Flemmi is serving life at an undisclosed prison for 10 murders. In 2003, Flemmi told federal and state authorities that he just happened to walk in on the May 10, 1993, murder of DiSarro at the Sharon home of Francis Salemme’s former wife, according to a DEA report filed in Boston federal court.

Flemmi said Salemme and two others watched as Salemme’s son, Frank, strangled DiSarro to death. Flemmi named the two other witnesses as Frank Salemme’s younger brother, John, and friend Paul Weadick.

Salemme later told Flemmi that DeLuca "was present during the burial" of DiSarro, according to the report, Flemmi said, adding that Salemme had expressed concern about DiSarro’s friendship with a law enforcement cooperator.

When Flemmi implicated Cadillac Frank in DiSarro’s murder, the former Mafia don was already in the Federal Witness Protection Program for cooperating with the prosecution of the notorious James "Whitey" Bulger and corrupt FBI handler John J. Connolly Jr.

In Rhode Island that same evening, DeLuca called Cadillac Frank from a payphone and Salemme told him he was going to bring him “a package." DeLuca also was told to “get a hole dug.”

Salemme then drove DiSarro’s tarp-wrapped body to North Providence in an SUV and transferred it to the trunk of a car for others to dump in a pit after dark.

Salemme flipped and testified against Bulger, former boss of the Winter Hill Gang, and afterwards was placed in the witness protection program.

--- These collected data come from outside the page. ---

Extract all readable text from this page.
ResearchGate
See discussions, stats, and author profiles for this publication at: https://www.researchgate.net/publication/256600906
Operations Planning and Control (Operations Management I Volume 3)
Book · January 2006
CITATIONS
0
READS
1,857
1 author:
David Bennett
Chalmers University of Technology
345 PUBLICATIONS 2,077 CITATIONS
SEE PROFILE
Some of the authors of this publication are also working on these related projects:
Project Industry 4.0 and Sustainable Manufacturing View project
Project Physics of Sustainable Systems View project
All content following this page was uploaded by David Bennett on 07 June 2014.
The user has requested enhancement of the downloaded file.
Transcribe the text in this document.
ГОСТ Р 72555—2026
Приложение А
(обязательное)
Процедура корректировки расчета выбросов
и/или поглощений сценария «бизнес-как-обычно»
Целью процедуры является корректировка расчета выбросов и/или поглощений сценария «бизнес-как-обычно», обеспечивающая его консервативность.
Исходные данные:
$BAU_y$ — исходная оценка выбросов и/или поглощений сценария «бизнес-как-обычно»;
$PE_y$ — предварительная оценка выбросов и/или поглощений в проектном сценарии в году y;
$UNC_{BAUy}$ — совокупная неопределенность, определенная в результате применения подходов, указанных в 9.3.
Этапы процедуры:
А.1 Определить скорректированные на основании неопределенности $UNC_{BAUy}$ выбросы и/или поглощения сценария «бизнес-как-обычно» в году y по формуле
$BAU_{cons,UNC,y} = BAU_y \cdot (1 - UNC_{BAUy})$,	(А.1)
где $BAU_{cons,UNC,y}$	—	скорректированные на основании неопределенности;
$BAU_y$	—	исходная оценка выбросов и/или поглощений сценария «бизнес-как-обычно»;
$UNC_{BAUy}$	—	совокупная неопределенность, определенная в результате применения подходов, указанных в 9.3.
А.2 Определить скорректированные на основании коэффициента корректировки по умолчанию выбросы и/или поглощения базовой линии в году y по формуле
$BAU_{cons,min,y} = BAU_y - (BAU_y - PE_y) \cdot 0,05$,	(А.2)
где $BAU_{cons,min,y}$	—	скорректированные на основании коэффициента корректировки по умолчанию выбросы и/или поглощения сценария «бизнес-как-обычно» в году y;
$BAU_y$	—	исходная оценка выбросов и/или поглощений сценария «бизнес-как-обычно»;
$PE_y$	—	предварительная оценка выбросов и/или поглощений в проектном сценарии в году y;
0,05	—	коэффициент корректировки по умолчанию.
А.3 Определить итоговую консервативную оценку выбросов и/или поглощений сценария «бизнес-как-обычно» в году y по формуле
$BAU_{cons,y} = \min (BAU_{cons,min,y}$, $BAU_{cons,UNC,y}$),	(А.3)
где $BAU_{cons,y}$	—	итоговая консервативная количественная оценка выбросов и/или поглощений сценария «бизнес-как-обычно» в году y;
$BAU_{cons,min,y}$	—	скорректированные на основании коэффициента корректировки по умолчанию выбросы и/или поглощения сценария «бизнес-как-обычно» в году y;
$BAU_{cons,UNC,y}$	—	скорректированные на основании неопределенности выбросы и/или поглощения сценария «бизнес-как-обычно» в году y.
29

Salemme had been living in Atlanta, Ga., under the name of Richard Parker when he was arrested in August 2016.

Prosecutors recommended the 66-month sentence as part of a plea deal for DeLuca who gave key testimony in the trial of Salemme and Weadick.

DeLuca apologized to DiSarro’s family and said he “changed my life around” since 2011. He said he rejected crime and was a churchgoer.

An indictment unsealed in US District Court in Boston in June 2016 charged DeLuca, 70, with obstruction and two counts of lying to the Feds about the DiSarro murder. DeLuca also copped to participating in the 1992 slaying of mob enforcer Kevin Hanrahan in Providence.

During Salemme’s murder trial, DeLuca testified about how Salemme had complained in May 1993 that DiSarro was stealing money from the Channel nightclub. He also expressed concern that DiSarro was cooperating with the FBI.

DeLuca also testified that Salemme delivered DiSarro’s body to Providence, and DeLuca arranged for his brother and several other men to bury it behind a mill.

DeLuca also had pleaded no contest to plotting to kill mob enforcer Kevin Hanrahan in Providence in 1992.